As in the dispute over the Spratly Islands involving six nations, including the Philippines and China, Beijing has always preferred bilateral, where it has a clear advantage over smaller nations, over a multilateral approach.

But the DFA is standing by its decision to seek international arbitration with or without China.

The manuscript maps can be found in full-color in the hardbound book titled, “Mapping the Philippines: The Spanish Period,” authored by Angara, Jose Ma. A. CariƱo and Sonia P. Ner, and  published by the Rural Empowerment Assistance and Development in September 2009.

The book contains another map, which was published in Madrid in 1875 and republished by the US Department of War in 1899, a year after the Philippines was ceded to the United States in the Treaty of Paris. It bears the description: “This is a general map of the Philippine Archipelago arising from the work of the Hydrographic Commission of the Philippines under the command of Claudio Montero y Gray.”

‘Mother of all maps’

The 1875 map was the “product of the most comprehensive mapping and charting work in the Philippines lasting more than 20 years (1849-1870).”

Angara said the original maps were deposited at Spain’s Museo Naval de Madrid.

A Jesuit scholar, Pedro Morillo y Velarde, came up with the first “complete map of the Philippines,” said the senator.

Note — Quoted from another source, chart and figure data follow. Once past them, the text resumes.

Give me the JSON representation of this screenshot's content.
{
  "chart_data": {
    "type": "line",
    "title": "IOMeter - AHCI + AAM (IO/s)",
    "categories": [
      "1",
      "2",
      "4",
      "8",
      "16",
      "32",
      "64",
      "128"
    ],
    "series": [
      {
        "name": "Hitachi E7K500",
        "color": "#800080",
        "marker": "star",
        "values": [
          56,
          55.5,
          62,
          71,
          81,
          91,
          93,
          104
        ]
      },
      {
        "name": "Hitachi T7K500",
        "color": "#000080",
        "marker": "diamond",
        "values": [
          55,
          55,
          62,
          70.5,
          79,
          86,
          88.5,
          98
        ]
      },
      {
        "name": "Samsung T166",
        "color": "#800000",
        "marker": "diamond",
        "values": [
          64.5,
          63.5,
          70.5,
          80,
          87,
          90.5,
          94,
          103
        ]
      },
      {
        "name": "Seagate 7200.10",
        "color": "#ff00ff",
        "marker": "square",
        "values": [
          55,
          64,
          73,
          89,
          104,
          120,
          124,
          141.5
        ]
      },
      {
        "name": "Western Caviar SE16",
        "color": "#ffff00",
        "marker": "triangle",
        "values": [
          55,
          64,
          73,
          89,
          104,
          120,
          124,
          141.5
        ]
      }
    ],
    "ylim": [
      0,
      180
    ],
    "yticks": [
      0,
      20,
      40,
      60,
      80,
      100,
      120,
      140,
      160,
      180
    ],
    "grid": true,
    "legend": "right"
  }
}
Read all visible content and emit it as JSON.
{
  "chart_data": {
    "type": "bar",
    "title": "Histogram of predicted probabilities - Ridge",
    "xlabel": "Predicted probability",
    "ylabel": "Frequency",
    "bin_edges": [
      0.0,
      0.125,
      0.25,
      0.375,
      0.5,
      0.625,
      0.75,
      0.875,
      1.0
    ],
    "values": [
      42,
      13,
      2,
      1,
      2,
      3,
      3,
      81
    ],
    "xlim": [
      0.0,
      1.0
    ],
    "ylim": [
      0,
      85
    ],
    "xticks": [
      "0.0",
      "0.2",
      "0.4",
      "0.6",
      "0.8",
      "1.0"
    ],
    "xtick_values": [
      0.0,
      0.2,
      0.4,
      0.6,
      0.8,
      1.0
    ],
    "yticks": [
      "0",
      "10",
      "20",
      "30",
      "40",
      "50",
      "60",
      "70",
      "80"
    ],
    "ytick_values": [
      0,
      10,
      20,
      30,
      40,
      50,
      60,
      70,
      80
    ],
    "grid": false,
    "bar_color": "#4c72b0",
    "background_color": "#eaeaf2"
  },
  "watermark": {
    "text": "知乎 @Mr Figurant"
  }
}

This was later known as the “Morillo Map,” which delineated the Philippine territory under Spanish rule, and which became the basis for the Treaty of Paris.

Three original copies of the Morillo Map are kept in Madrid, Paris and Washington, which were parties to the treaty.

For US$20 million, the treaty gave away the Philippines to the United States following the humiliating defeat of Spain in the Spanish-American War, which ended Spain’s empire in the Americas and the Pacific and set the stage for US colonial hegemony.

“We have a historic title to it (Scarborough Shoal) as early as the 17th century. It’s already on our map. All the cartographic maps subsequent to 1734 were based on the Morillo Map. It was the mother of all maps,” Angara said.

Strong evidence

“That should be a strong evidence of our ownership of Scarborough,” he said.

He noted that Scarborough Shoal’s “extreme proximity” to Zambales, 220 kilometers, compared to 840 km from the nearest coast of China in Hainan province.

Asked whether the maps would establish beyond any doubt the Philippine sovereignty over Scarborough, Angara said: “It’s one strong evidence, and we have other pieces of evidence.”

Angara, who coauthored Senate Bill No. 2181, which defines the baseline of the Philippine archipelago, said maps had always interested him.

“This fascination extends to collecting old maps. I think I was initially attracted to them out of curiosity and because of their age and rarity. Maps define our territory and our sense of nationhood. As a student of history, I realize how maps determine the fate of both the colonized and the colonizers, and how even to this day, the matter of geographic boundaries and the desire to expand or defend them underlie most of the turmoil in the world,” he said.